To prevent you from falling into a hopeless heap upon reading all of this bad news, Klein intersperses distressing truths with uplifting stories of battles that have been fought and won, usually by small groups and movements. She highlights the often successful protest efforts of Indigenous Peoples, particularly Native Americans and First Nations, to keep their living spaces clean and free from oil companies’ interference. The way in which these Peoples are connected with the earth, and how they live in harmony with it, is a cause for admiration. We are pressed to re-evaluate our individual and societal relationship with nature and the planet. Klein reminds us that for many people, particularly Indigenous populations, the effects of climate change are being felt now. As sea levels rise and storms become more violent, it isn’t their future but their current existence that is under threat. On top of this, these are often the people doing the least to harm the planet, in fact, “it is the richest parts of the world and the very richest people that have polluted our planet most.”

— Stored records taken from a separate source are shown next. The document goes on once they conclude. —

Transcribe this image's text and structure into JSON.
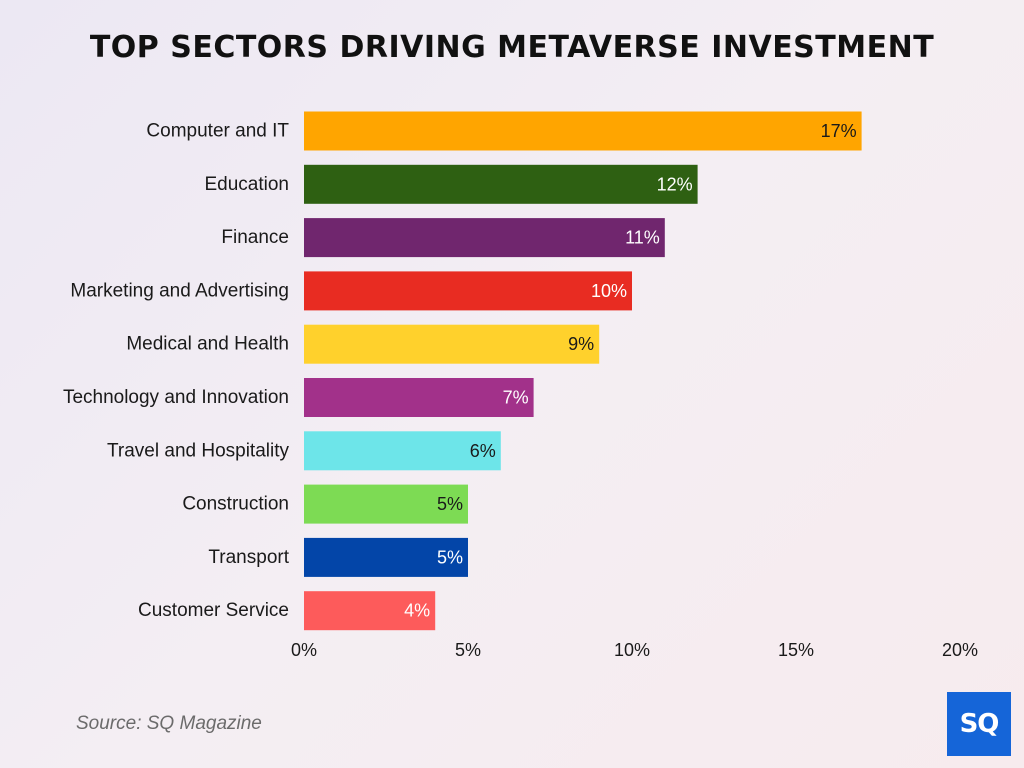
{
  "title": "TOP SECTORS DRIVING METAVERSE INVESTMENT",
  "source": "Source: SQ Magazine",
  "logo_text": "SQ",
  "chart_data": {
    "type": "bar",
    "orientation": "horizontal",
    "title": "TOP SECTORS DRIVING METAVERSE INVESTMENT",
    "xlabel": "",
    "ylabel": "",
    "xlim": [
      0,
      20
    ],
    "ticks": [
      0,
      5,
      10,
      15,
      20
    ],
    "tick_labels": [
      "0%",
      "5%",
      "10%",
      "15%",
      "20%"
    ],
    "grid": false,
    "categories": [
      "Computer and IT",
      "Education",
      "Finance",
      "Marketing and Advertising",
      "Medical and Health",
      "Technology and Innovation",
      "Travel and Hospitality",
      "Construction",
      "Transport",
      "Customer Service"
    ],
    "values": [
      17,
      12,
      11,
      10,
      9,
      7,
      6,
      5,
      5,
      4
    ],
    "value_labels": [
      "17%",
      "12%",
      "11%",
      "10%",
      "9%",
      "7%",
      "6%",
      "5%",
      "5%",
      "4%"
    ],
    "colors": [
      "#ffa500",
      "#2e6012",
      "#70266e",
      "#e82c22",
      "#ffd12c",
      "#a2318a",
      "#6de5e9",
      "#7ddb54",
      "#0345a8",
      "#fd5b5b"
    ],
    "label_colors": [
      "#1a1a1a",
      "#ffffff",
      "#ffffff",
      "#ffffff",
      "#1a1a1a",
      "#ffffff",
      "#1a1a1a",
      "#1a1a1a",
      "#ffffff",
      "#ffffff"
    ]
  }
}
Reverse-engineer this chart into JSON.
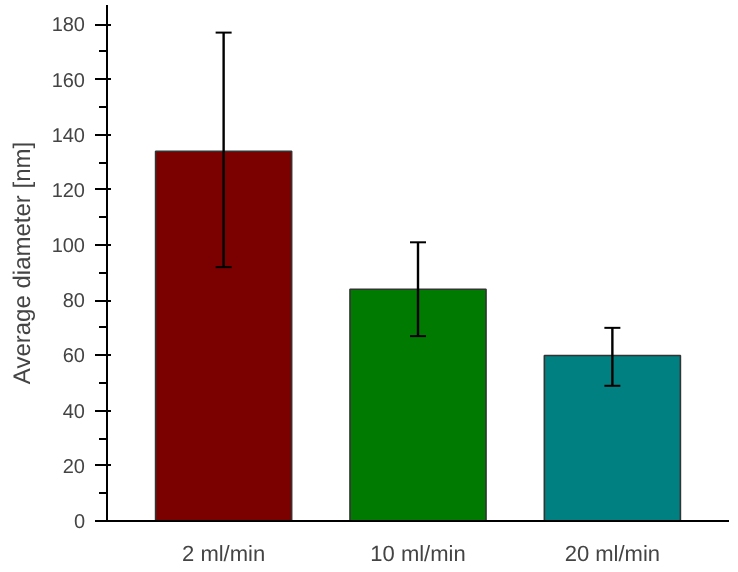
{
  "chart_data": {
    "type": "bar",
    "ylabel": "Average diameter [nm]",
    "categories": [
      "2 ml/min",
      "10 ml/min",
      "20 ml/min"
    ],
    "values": [
      134,
      84,
      60
    ],
    "colors": [
      "#7b0000",
      "#007a00",
      "#008080"
    ],
    "errors": [
      [
        92,
        177
      ],
      [
        67,
        101
      ],
      [
        49,
        70
      ]
    ],
    "ylim": [
      0,
      187
    ],
    "yticks": [
      0,
      20,
      40,
      60,
      80,
      100,
      120,
      140,
      160,
      180
    ],
    "grid": false
  }
}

This book is stuffed with factual and historical information, and to make your understanding of the current crisis whole, Klein dips into the past. In this section she begins with the frightful thinking that preceded the industrial revolution. Those who first saw the earth as a limitless resource, destined to be owned and controlled by humans, are named and shamed. James Watt and his modernisation of the engine that was vital to the industrial revolution are all laid out.
She makes poignant links between global warming, the industrial revolution and Britain’s colonial and slave-trading roots. The idea that as the biggest polluters, countries like Britain and the US, and huge oil companies like Exxon, owe a climate debt to the poorest people, who are living the worst consequences of this pollution, is one that really struck me as making perfect sense. It seems obvious that the richer nations, whose wealth is almost entirely built on the fossil fuels they have burnt, ought to compensate poorer ones for the situation in which we find ourselves. Those poorer countries are also more likely to be situated in warm places that are suffering the most from drought and extreme heat.
How To Change Everything is very much a temporal book. Klein looks into the past, even before humans had a hand in the climate. She discusses the present: what scientists and activists are doing now. Then there’s the future. Klein presents the desperate need for deep change across all levels of society, and points out that it has been done before, such as with the New Deal. After inspiring the hell out of whoever reads this book, Klein leaves a toolkit – it provides all the ideas you need, to go and make a change and a difference, no matter how big or small.
Klein perfectly balances the urgency and terrifying nature of global warming with the hope for a better future and plenty of examples of successes that have already come to pass. How To Change Everything is both alarming and inspiring. Don’t just buy your kids this book. Read it yourself.